The potential legal consequences could be substantial

AMA welcomes CDC’s revised view on opioids guidelines

“The AMA appreciates that the CDC recognizes that patients in pain require individualized care and that the agency’s 2016 guidelines on opioids have been widely misapplied. The guidelines have been treated as hard and fast rules, leaving physicians unable to offer the best care for their patients.

I have stated many times before that it would appear that many practitioners and healthcare corporations have decided that they had a favorite sentence, paragraph or page out of the 90 odd pages of the CDC opiate dosing guidelines and they used that verbiage to profess that they were following the CDC guidelines.

Just whose responsibility is it for these guidelines being widely mis-applied ?  Was it the DEA going from office to office admonishing prescribers about not adhering to these guidelines… I have heard quotes of DEA agents going into a practice and telling the prescriber that the prescriber’s pts were not being weaned FAST ENOUGH and another statement that a prescriber was told that the prescriber would not “look good in orange”.

Could the legal dept of many of these healthcare corporations have taken the position to CYA the corporation and thus suggesting to whatever part of the corporation would believe that they have the authority to create corporate policies and procedures to mandate how – or if – pts with pain are treated ?

Let’s consider some hypotheticals , could the misapplication of the guidelines be consider MALPRACTICE ?

Could the using of these opiate dosing conversion programs that all have same/similar foot notes warning that the results produced by these prgms are CRUDE ESTIMATES AT BEST and not to be used as black/white answers… but as a starting point to titrate the pt’s pain management meds to optimize the pt’s pain management an quality of life.
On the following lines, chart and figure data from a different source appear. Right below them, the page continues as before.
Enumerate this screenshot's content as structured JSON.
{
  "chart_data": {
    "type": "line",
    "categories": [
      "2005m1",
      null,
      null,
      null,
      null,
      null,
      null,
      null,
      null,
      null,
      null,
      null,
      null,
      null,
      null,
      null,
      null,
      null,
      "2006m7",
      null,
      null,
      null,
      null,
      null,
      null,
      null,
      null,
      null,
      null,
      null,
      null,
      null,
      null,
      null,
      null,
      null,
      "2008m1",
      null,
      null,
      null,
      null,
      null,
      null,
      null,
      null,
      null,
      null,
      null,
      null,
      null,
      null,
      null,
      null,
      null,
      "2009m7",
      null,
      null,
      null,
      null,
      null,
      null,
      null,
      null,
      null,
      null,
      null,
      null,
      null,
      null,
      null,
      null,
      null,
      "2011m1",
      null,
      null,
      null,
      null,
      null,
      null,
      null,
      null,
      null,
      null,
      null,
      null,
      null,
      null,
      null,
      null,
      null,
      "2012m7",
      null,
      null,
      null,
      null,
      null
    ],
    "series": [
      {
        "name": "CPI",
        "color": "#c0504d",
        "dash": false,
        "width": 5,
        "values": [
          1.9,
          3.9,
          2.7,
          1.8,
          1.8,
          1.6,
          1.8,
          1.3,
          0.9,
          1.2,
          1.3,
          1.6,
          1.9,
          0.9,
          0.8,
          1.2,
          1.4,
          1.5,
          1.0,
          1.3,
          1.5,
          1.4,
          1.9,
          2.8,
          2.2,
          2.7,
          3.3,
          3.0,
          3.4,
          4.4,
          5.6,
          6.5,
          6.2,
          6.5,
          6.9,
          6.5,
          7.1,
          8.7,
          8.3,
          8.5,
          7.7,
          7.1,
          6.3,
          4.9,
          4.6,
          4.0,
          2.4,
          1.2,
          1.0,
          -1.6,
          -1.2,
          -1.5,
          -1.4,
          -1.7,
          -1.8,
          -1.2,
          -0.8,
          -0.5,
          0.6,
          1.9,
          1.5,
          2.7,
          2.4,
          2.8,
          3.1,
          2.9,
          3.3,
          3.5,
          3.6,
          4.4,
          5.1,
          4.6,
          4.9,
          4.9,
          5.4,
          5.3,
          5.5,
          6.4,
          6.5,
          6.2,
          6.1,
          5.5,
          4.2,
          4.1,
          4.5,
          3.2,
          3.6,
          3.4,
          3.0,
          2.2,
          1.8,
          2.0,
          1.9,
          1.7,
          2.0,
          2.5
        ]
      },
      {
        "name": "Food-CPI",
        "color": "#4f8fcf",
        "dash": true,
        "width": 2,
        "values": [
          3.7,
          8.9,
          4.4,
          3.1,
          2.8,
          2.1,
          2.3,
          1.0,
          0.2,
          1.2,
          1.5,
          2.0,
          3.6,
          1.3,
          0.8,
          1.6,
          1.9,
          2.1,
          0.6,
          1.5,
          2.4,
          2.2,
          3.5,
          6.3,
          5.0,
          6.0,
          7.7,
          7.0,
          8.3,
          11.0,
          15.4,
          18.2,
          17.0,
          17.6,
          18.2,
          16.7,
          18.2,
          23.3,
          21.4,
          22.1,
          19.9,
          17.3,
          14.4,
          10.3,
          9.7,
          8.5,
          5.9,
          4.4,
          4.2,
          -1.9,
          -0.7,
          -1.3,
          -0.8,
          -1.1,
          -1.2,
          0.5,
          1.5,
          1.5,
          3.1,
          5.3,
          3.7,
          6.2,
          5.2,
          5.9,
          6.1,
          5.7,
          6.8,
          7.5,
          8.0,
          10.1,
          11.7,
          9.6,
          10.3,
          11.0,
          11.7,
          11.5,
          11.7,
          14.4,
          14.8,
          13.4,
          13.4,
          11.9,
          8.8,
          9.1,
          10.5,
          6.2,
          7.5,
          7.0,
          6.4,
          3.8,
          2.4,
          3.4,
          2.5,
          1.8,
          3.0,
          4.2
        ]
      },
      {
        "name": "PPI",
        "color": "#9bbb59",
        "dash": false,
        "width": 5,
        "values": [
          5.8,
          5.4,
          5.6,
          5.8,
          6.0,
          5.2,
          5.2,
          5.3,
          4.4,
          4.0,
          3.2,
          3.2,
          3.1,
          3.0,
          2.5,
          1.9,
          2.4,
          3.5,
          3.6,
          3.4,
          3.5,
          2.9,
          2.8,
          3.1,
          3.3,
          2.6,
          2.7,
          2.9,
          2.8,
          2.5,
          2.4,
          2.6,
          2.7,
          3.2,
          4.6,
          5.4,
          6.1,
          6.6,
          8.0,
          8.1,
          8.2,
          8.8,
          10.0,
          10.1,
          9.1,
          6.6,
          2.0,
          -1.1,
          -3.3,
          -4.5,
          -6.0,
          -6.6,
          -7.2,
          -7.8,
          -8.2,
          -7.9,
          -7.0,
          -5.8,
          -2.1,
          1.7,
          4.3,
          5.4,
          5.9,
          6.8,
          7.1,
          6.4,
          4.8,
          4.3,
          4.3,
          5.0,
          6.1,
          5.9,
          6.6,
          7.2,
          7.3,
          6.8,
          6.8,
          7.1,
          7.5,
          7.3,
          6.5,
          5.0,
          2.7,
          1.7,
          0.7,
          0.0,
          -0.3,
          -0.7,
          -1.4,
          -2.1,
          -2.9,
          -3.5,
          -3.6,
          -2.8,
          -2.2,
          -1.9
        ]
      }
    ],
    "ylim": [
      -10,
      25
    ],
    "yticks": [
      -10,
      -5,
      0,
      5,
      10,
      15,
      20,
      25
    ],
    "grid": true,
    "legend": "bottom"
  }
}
In fact here are some parts of the CDC guidelines that appear to reinforce this:

Here is four quotes from the CDC opiates guidelines:

https://www.cdc.gov/mmwr/volumes/65/rr/rr6501e1.htm

“The guideline is intended to ensure that clinicians and patients consider safer and more effective treatment, improve patient outcomes such as reduced pain and improved function.”

“Clinicians should consider the circumstances and unique needs of each patient when providing care.”

“Clinical decision making should be based on a relationship between the clinician and patient, and an understanding of the patient’s clinical situation, functioning, and life context.”

“This guideline provides recommendations for primary care clinicians who are prescribing opioids for chronic pain outside of active cancer treatment, palliative care, and end-of-life care.”

What if a spouse has committed suicide because of having their pain medication reduced or taken away because of the misapplication of the CDC guidelines ?  I made this post a few years back

Since I am not an attorney…. these hypotheticals could just be scratching the surface of the total number of potential legal/financial liabilities, it could all depend if it is a independent practitioner or a healthcare corporation. The first there could be several dozens of pts involved while the latter could there could be hundreds or thousands of pts involved.  Of course, law firms will probably go after the deeper pockets and the most pts being harm first.

 

 

4 Responses

  1. It won’t be easy but it has to be done. May have to file tort claims against government but there’s a lot of wrongdoers.
    There are various degrees of harm but I can’t imagine a larger group of victims in US history.
    The group who wrote the guidelines can blame the DEA and claim they were misunderstood but they are responsible… gross negligence at the very least. It’s well documented they were aware of patient harm from the start and did nothing to help for 3 years.
    Some prescribers should as well. Especially those who were punished for doing their job and never even charged.

  2. I contacted 7 attorneys regarding these issues not one of them were interested in pursuing litigation, none could see a way to prove claims of injury even though in my case the tapering led to an injury, hospitalization and surgery. No case law in light of these new guidelines, so it will take some deep pockets willing to litigate for an extended period of time with some wins before other attorneys are willing to take chances.

  3. The AMA making a public statement about this just proves again that it is irrelevant what the CDC says about the guidelines, because it isn’t the problem. The AMA wouldn’t speak out about the real problem because they are part of it.